The disk drivers in Solaris support SCSI tagged queuing and have done for a long time. This enables them to send more than one command to a LUN (logical Unit) at a time. The number of commands that can be sent in parallel is limited, throttled, by the disk drivers so that they never send more commands than the LUN can cope with. While it is possible for the LUN to respond with a “queue full” SCSI status to tell the driver that it can not cope with any more commands there are significant problems with relying on this approach:
Devices connected via fibre channel have to negotiate onto the loop to return the queue full status. This can mean that by the time the device manages to return queue full the host can have sent many more commands. This risks that the LUN can end up with a situation it can not cope with and typically results in the LUN resetting.
If the LUN is being accessed from more than one host it is possible for it to return Queue full on the very first command. This makes it hard for the host to know when it will be safe to send a command since there are none outstanding from that host.
If the LUN is part of many LUNs on a single target it may share the total pool of commands that can be accepted by all the LUNS and so again could respond with “queue full” on the first command to a LUN.
In the two cases above the total number of commands a single host can send a single LUN will vary depending on conditions that the host simply can not know making adaptive algorithms unreliable.

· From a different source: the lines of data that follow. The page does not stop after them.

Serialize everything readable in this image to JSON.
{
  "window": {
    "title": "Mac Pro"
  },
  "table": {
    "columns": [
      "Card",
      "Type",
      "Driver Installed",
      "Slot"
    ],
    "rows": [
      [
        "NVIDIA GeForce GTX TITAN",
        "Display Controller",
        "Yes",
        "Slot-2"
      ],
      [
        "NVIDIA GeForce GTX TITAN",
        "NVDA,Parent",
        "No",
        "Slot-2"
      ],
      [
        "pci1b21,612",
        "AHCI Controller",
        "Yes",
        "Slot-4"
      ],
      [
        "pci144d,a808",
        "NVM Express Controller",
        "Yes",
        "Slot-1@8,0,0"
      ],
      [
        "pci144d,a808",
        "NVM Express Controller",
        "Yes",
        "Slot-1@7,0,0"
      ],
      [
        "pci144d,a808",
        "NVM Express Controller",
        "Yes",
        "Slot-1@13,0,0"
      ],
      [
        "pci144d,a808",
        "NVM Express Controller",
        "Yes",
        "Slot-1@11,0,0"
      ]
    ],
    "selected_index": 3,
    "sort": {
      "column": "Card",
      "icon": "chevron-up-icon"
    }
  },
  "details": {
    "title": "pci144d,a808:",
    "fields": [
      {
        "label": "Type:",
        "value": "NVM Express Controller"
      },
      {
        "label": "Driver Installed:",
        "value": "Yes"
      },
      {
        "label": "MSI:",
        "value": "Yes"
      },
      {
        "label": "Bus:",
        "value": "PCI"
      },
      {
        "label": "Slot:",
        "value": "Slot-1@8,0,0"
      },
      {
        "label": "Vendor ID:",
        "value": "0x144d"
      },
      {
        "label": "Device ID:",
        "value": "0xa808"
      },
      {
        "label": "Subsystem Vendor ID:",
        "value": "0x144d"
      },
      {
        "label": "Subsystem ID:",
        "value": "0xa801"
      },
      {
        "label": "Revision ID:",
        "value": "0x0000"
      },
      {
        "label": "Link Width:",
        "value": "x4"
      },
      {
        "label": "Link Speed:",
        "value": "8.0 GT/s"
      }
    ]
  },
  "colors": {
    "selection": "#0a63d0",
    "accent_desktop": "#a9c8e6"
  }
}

All the above issues result in people taking the safest option and setting the throttle for a device as low as required so that the LUN never needs to send queue full. In some cases as low as 1. This is bad when limited to an individual LUN, it is terrible when done globally on the entire system.
As soon as you get to the point where you hit the throttle two things happen:
You are no longer transferring data over the interconnect (fibre channel, parallel scsi or iscsi) for writes. This data has to wait until another command can complete before it can be transferred. This then reduces the throughput of the device. You writes can end up being throttled by reads and hence tend towards the speed of the spinning disk if the read has to go to the disk even though you may have a write cache.
The command is queued on the waitq which will increase the latency still further if the queue becomes deep. See here for information about disksort’s effect on latency.
Given that the system will regularly dump large numbers of commands on devices for short periods of time you want those commands to be handled as quickly as possible to minimized applications hanging while their IO is completed. If you want to observe the maximum number of commands sent to a device then there is a D script here to do that.
So the advice for configuring storage would be:
Don’t break large arrays into so many LUNS that you have to throttle the IO to a very low, single digit, value.
If you do have to throttle io then don’t do it globally. Do it on a per LUN basis. See http://blogs.sun.com/mtibbets/entry/scuzzy_scsi_configuration for details on how to set per LUN settings in the sd.conf and ssd.conf
Make sure that if you have a storage device with a write cache you have disabled disksort. Again see http://blogs.sun.com/mtibbets/entry/scuzzy_scsi_configuration for how.